Igualmente, la Justicia es una conducta de orden superior y obligatoria
que, como decíamos, no exime del cumplimiento de los otros principios. Ser
justos también requiere esfuerzo y observación porque no basta con hacer
puntualmente lo correcto sino que precisa de un inventario de las cosas o
circunstancias que está en tu mano administrar, y no admite omisiones.
El Principio
de Beneficencia es frecuentemente el más aludido, y hay muchos refranes
castellanos que evocan el mandamiento cristiano de hacer el bien, inclusive
“sin mirar a quien”, pero, curiosamente, esta apertura no sería ética. No es
ético hacer lo que a nosotros nos vendría bien, porque el otro es diferente y
requiere su propio análisis. Además, estando nuestra posibilidad de hacer el
bien condicionada por el tiempo disponible y los medios a nuestro alcance, y
siendo ambos finitos y escasos, en un circulo afectivo amplio, hacer el bien a
cualquiera que lo pide o necesita, sin discernimiento ni priorización, podría
significar atentar contra el principio de justicia.

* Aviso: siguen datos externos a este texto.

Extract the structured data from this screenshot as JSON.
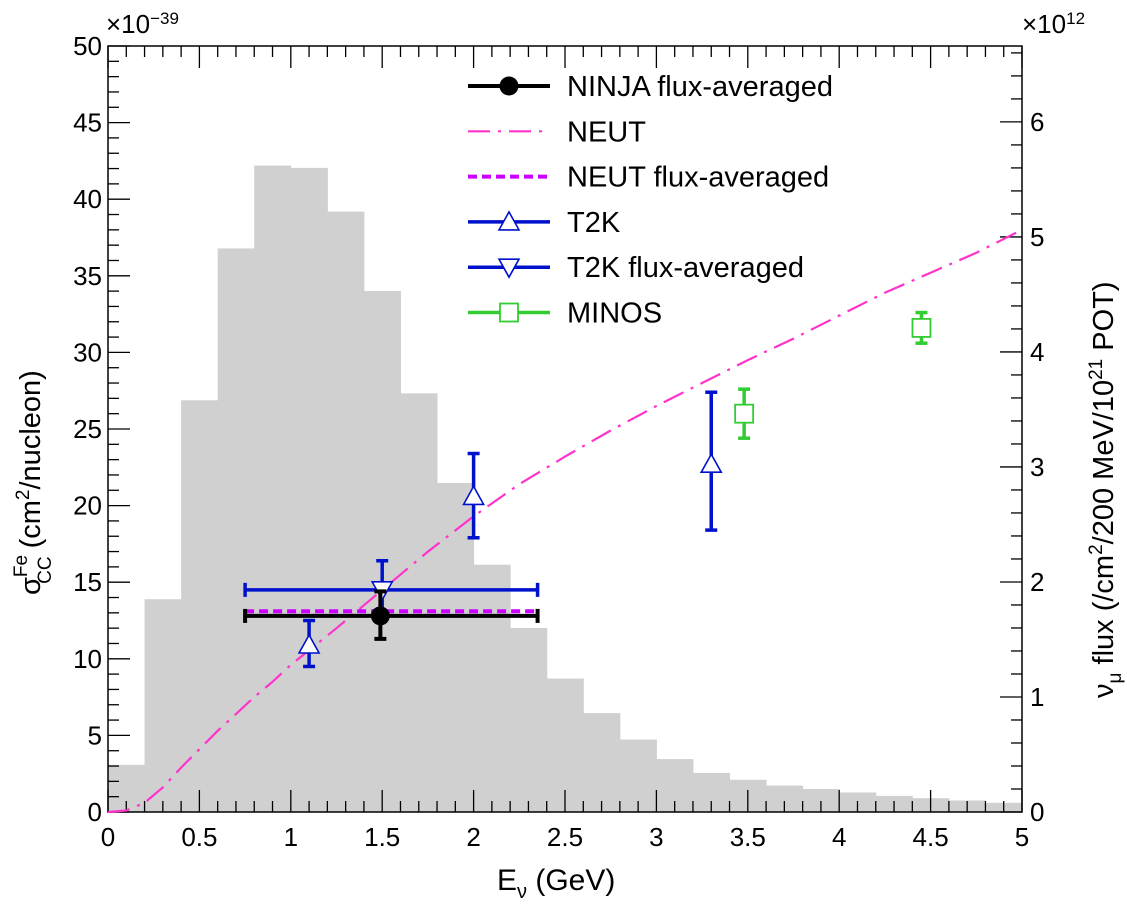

Por último, el Principio de Autonomía tiene una sutil interpretación en
el mundo de las relaciones. Todo el mundo tiene derecho a la expresión de su
individualidad y características personales, y nadie puede pretender cambiar a
nadie, mucho menos en nombre del amor. El respeto a la diferencia y la ayuda a
la expresión y desarrollo espontáneo de la naturaleza del otro es un deber
esencial y un derecho básico exigible. Igual que una intervención quirúrgica
requeriría de un “consentimiento informado” que garantice que se cuenta con la
voluntad del sujeto, la ”intervención psicológica” sobre la estructura profunda
de otro ser humano debería contar con el permiso expreso del propietario. Los
valores que animan una vida van en el conjunto de su personalidad y su
estructura sutil, y requieren el máximo respeto.

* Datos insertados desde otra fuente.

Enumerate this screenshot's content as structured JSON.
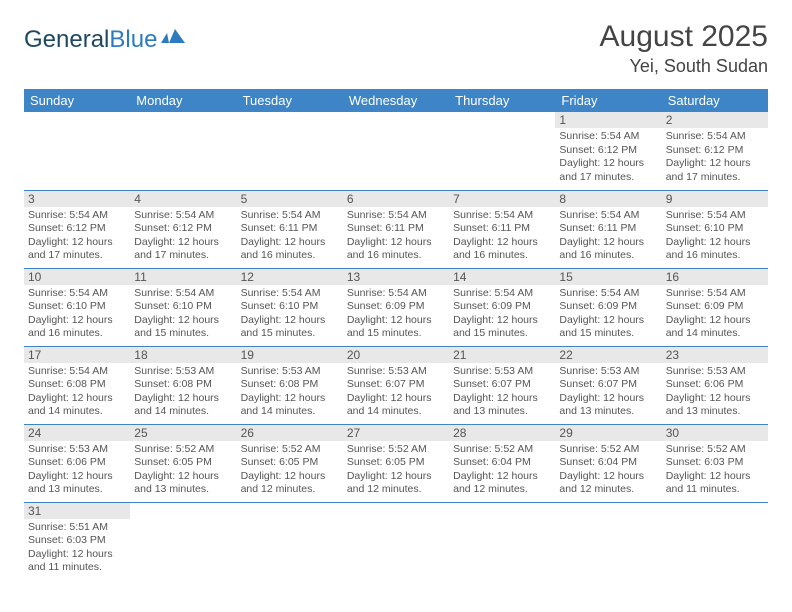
{
  "logo": {
    "part1": "General",
    "part2": "Blue"
  },
  "title": "August 2025",
  "location": "Yei, South Sudan",
  "colors": {
    "header_bg": "#3d85c6",
    "header_text": "#ffffff",
    "daynum_bg": "#e8e8e8",
    "border": "#3d85c6",
    "text": "#555555",
    "logo1": "#1d4861",
    "logo2": "#2f7bbf"
  },
  "weekdays": [
    "Sunday",
    "Monday",
    "Tuesday",
    "Wednesday",
    "Thursday",
    "Friday",
    "Saturday"
  ],
  "weeks": [
    [
      null,
      null,
      null,
      null,
      null,
      {
        "n": "1",
        "sr": "5:54 AM",
        "ss": "6:12 PM",
        "dl": "12 hours and 17 minutes."
      },
      {
        "n": "2",
        "sr": "5:54 AM",
        "ss": "6:12 PM",
        "dl": "12 hours and 17 minutes."
      }
    ],
    [
      {
        "n": "3",
        "sr": "5:54 AM",
        "ss": "6:12 PM",
        "dl": "12 hours and 17 minutes."
      },
      {
        "n": "4",
        "sr": "5:54 AM",
        "ss": "6:12 PM",
        "dl": "12 hours and 17 minutes."
      },
      {
        "n": "5",
        "sr": "5:54 AM",
        "ss": "6:11 PM",
        "dl": "12 hours and 16 minutes."
      },
      {
        "n": "6",
        "sr": "5:54 AM",
        "ss": "6:11 PM",
        "dl": "12 hours and 16 minutes."
      },
      {
        "n": "7",
        "sr": "5:54 AM",
        "ss": "6:11 PM",
        "dl": "12 hours and 16 minutes."
      },
      {
        "n": "8",
        "sr": "5:54 AM",
        "ss": "6:11 PM",
        "dl": "12 hours and 16 minutes."
      },
      {
        "n": "9",
        "sr": "5:54 AM",
        "ss": "6:10 PM",
        "dl": "12 hours and 16 minutes."
      }
    ],
    [
      {
        "n": "10",
        "sr": "5:54 AM",
        "ss": "6:10 PM",
        "dl": "12 hours and 16 minutes."
      },
      {
        "n": "11",
        "sr": "5:54 AM",
        "ss": "6:10 PM",
        "dl": "12 hours and 15 minutes."
      },
      {
        "n": "12",
        "sr": "5:54 AM",
        "ss": "6:10 PM",
        "dl": "12 hours and 15 minutes."
      },
      {
        "n": "13",
        "sr": "5:54 AM",
        "ss": "6:09 PM",
        "dl": "12 hours and 15 minutes."
      },
      {
        "n": "14",
        "sr": "5:54 AM",
        "ss": "6:09 PM",
        "dl": "12 hours and 15 minutes."
      },
      {
        "n": "15",
        "sr": "5:54 AM",
        "ss": "6:09 PM",
        "dl": "12 hours and 15 minutes."
      },
      {
        "n": "16",
        "sr": "5:54 AM",
        "ss": "6:09 PM",
        "dl": "12 hours and 14 minutes."
      }
    ],
    [
      {
        "n": "17",
        "sr": "5:54 AM",
        "ss": "6:08 PM",
        "dl": "12 hours and 14 minutes."
      },
      {
        "n": "18",
        "sr": "5:53 AM",
        "ss": "6:08 PM",
        "dl": "12 hours and 14 minutes."
      },
      {
        "n": "19",
        "sr": "5:53 AM",
        "ss": "6:08 PM",
        "dl": "12 hours and 14 minutes."
      },
      {
        "n": "20",
        "sr": "5:53 AM",
        "ss": "6:07 PM",
        "dl": "12 hours and 14 minutes."
      },
      {
        "n": "21",
        "sr": "5:53 AM",
        "ss": "6:07 PM",
        "dl": "12 hours and 13 minutes."
      },
      {
        "n": "22",
        "sr": "5:53 AM",
        "ss": "6:07 PM",
        "dl": "12 hours and 13 minutes."
      },
      {
        "n": "23",
        "sr": "5:53 AM",
        "ss": "6:06 PM",
        "dl": "12 hours and 13 minutes."
      }
    ],
    [
      {
        "n": "24",
        "sr": "5:53 AM",
        "ss": "6:06 PM",
        "dl": "12 hours and 13 minutes."
      },
      {
        "n": "25",
        "sr": "5:52 AM",
        "ss": "6:05 PM",
        "dl": "12 hours and 13 minutes."
      },
      {
        "n": "26",
        "sr": "5:52 AM",
        "ss": "6:05 PM",
        "dl": "12 hours and 12 minutes."
      },
      {
        "n": "27",
        "sr": "5:52 AM",
        "ss": "6:05 PM",
        "dl": "12 hours and 12 minutes."
      },
      {
        "n": "28",
        "sr": "5:52 AM",
        "ss": "6:04 PM",
        "dl": "12 hours and 12 minutes."
      },
      {
        "n": "29",
        "sr": "5:52 AM",
        "ss": "6:04 PM",
        "dl": "12 hours and 12 minutes."
      },
      {
        "n": "30",
        "sr": "5:52 AM",
        "ss": "6:03 PM",
        "dl": "12 hours and 11 minutes."
      }
    ],
    [
      {
        "n": "31",
        "sr": "5:51 AM",
        "ss": "6:03 PM",
        "dl": "12 hours and 11 minutes."
      },
      null,
      null,
      null,
      null,
      null,
      null
    ]
  ],
  "labels": {
    "sunrise": "Sunrise:",
    "sunset": "Sunset:",
    "daylight": "Daylight:"
  }
}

Véase pues que, al igual que la toma de decisiones médicas o científicas, relacionarnos es algo mucho más complejo de lo que nos
enseñan y, para hacerlo de forma eficiente, hace falta profundizar y obedecer a
los Principios Éticos, que van a convertir en adecuado nuestro esfuerzo y van a reducir al mínimo las incertidumbres que se encuentren alrededor de nuestro deber moral y empeño de bien.